The UK government has asked for consultation on its proposal to ban online advertisements for foods high in fat, sugar, and salt to tackle the obesity crisis and get the nation fit and healthy.

An official release of the UK government quoted research that showed children were exposed to over 15 billion adverts for products high in fat, sugar, and salt (HFSS) online every year.

Evidence shows that exposure to HFSS shapes short-term and longer-term food preferences from a young age.

The new consultation, which will run for six weeks, will gather views from the public and industry stakeholders. This is being done to understand the impact and challenges of introducing a total ban on the advertising of these products online, to help people live healthier lives and tackle childhood obesity.
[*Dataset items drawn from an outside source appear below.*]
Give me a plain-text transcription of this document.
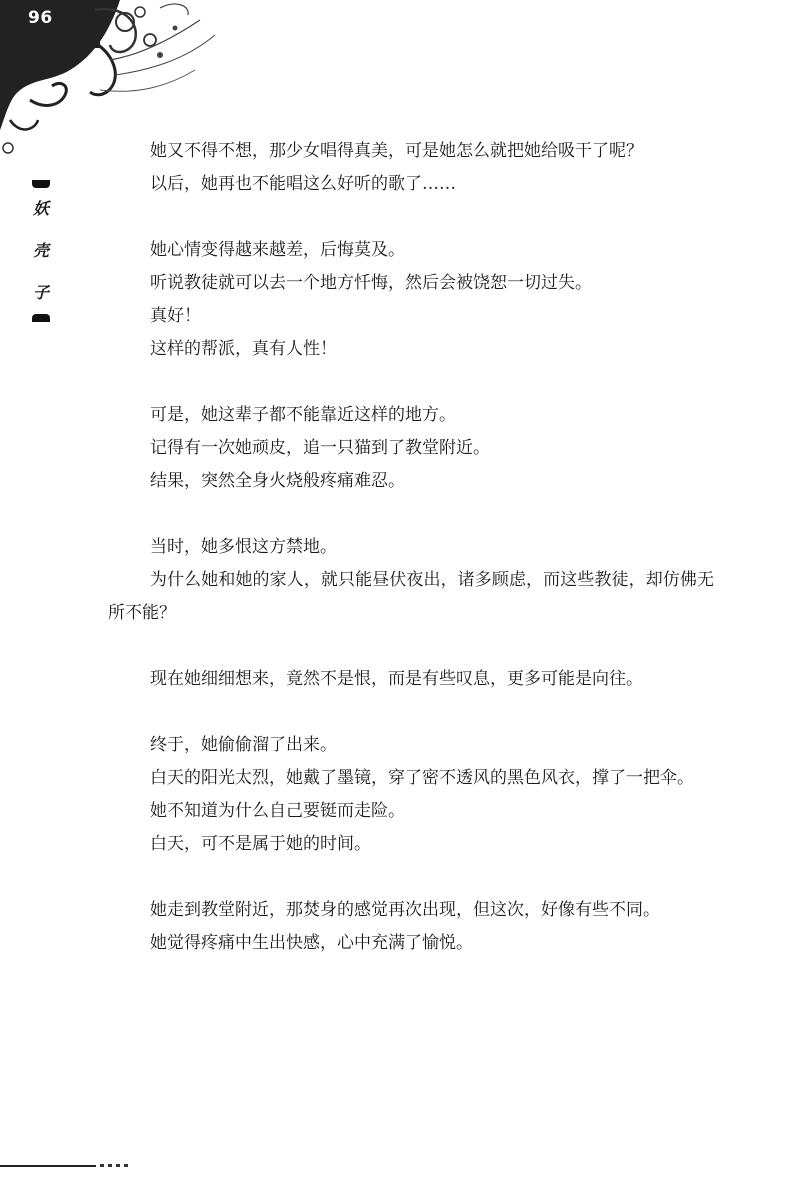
96
妖
壳
子

她又不得不想，那少女唱得真美，可是她怎么就把她给吸干了呢？

以后，她再也不能唱这么好听的歌了……

她心情变得越来越差，后悔莫及。

听说教徒就可以去一个地方忏悔，然后会被饶恕一切过失。

真好！

这样的帮派，真有人性！

可是，她这辈子都不能靠近这样的地方。

记得有一次她顽皮，追一只猫到了教堂附近。

结果，突然全身火烧般疼痛难忍。

当时，她多恨这方禁地。

为什么她和她的家人，就只能昼伏夜出，诸多顾虑，而这些教徒，却仿佛无所不能？

现在她细细想来，竟然不是恨，而是有些叹息，更多可能是向往。

终于，她偷偷溜了出来。

白天的阳光太烈，她戴了墨镜，穿了密不透风的黑色风衣，撑了一把伞。

她不知道为什么自己要铤而走险。

白天，可不是属于她的时间。

她走到教堂附近，那焚身的感觉再次出现，但这次，好像有些不同。

她觉得疼痛中生出快感，心中充满了愉悦。
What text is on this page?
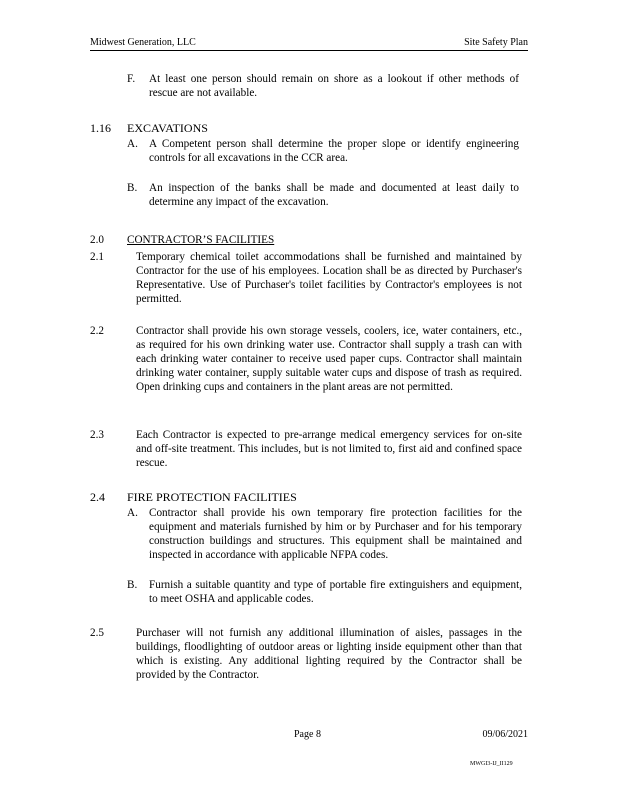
Midwest Generation, LLC	Site Safety Plan
F. At least one person should remain on shore as a lookout if other methods of rescue are not available.
1.16 EXCAVATIONS
A. A Competent person shall determine the proper slope or identify engineering controls for all excavations in the CCR area.
B. An inspection of the banks shall be made and documented at least daily to determine any impact of the excavation.
2.0 CONTRACTOR’S FACILITIES
2.1	Temporary chemical toilet accommodations shall be furnished and maintained by Contractor for the use of his employees. Location shall be as directed by Purchaser's Representative. Use of Purchaser's toilet facilities by Contractor's employees is not permitted.
2.2	Contractor shall provide his own storage vessels, coolers, ice, water containers, etc., as required for his own drinking water use. Contractor shall supply a trash can with each drinking water container to receive used paper cups. Contractor shall maintain drinking water container, supply suitable water cups and dispose of trash as required. Open drinking cups and containers in the plant areas are not permitted.
2.3	Each Contractor is expected to pre-arrange medical emergency services for on-site and off-site treatment. This includes, but is not limited to, first aid and confined space rescue.
2.4 FIRE PROTECTION FACILITIES
A. Contractor shall provide his own temporary fire protection facilities for the equipment and materials furnished by him or by Purchaser and for his temporary construction buildings and structures. This equipment shall be maintained and inspected in accordance with applicable NFPA codes.
B. Furnish a suitable quantity and type of portable fire extinguishers and equipment, to meet OSHA and applicable codes.
2.5	Purchaser will not furnish any additional illumination of aisles, passages in the buildings, floodlighting of outdoor areas or lighting inside equipment other than that which is existing. Any additional lighting required by the Contractor shall be provided by the Contractor.
Page 8	09/06/2021
MWGI3-IJ_II129
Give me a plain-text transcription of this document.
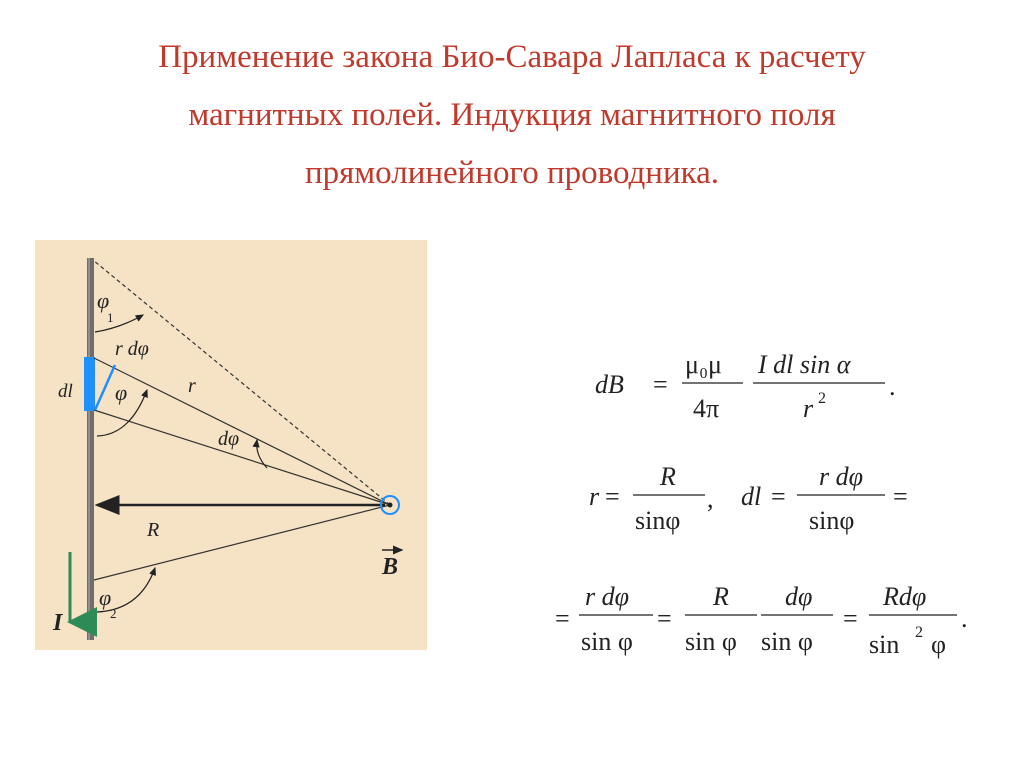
Применение закона Био-Савара Лапласа к расчету
магнитных полей. Индукция магнитного поля
прямолинейного проводника.
φ
1
r dφ
dl φ	r
dφ
R
B
φ
2
I
dB =
μ₀μ
4π
I dl sin α
r 2 .
r =
R
sinφ
, dl =
r dφ
sinφ
=
=
r dφ
sin φ
=
R
sin φ
dφ
sin φ
=
Rdφ
sin 2 φ
.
Health and Social Care Secretary, Matt Hancock, said in an official statement: “I am determined to help parents, children, and families in the UK make healthier choices about what they eat.”

He added: “We know as children spend more time online, parents want to be reassured they are not being exposed to adverts promoting unhealthy foods, which can affect eating habits for life.

This will be a world-leading measure to tackle the obesity challenges we face now, but it will also address a problem that will only become more prominent in the future.”

Public Health Minister Jo Churchill said in a statement: “It’s vital we build on the world-leading obesity measures announced in July to ensure our efforts to tackle childhood obesity have the greatest impact.”

“We have already committed to restricting HFSS adverts on television before 9 pm. But we also need to go further and address how children can be influenced online, where they are spending more and more of their time,” he added.

Polling from 2019 showed widespread support (72 per cent) for the ban on online advertisements.

The government believes that obesity is one of the biggest health crises the country faces. Almost two-thirds (63 per cent) of adults in England are overweight or living with obesity – and 1 in 3 children leave primary school overweight or obese, with obesity-related illnesses costing the NHS £6 billion a year.

The urgency of tackling obesity has been brought to the fore by evidence of the link to an increased risk from Covid-19.

Living with excess weight puts people at greater risk of serious illness or death from Covid-19, with the risk growing substantially as body mass index (BMI) increases. Nearly 8 per cent of critically ill patients with Covid-19 in intensive care units have been morbidly obese, compared with 2.9 per cent of the general population, the government added.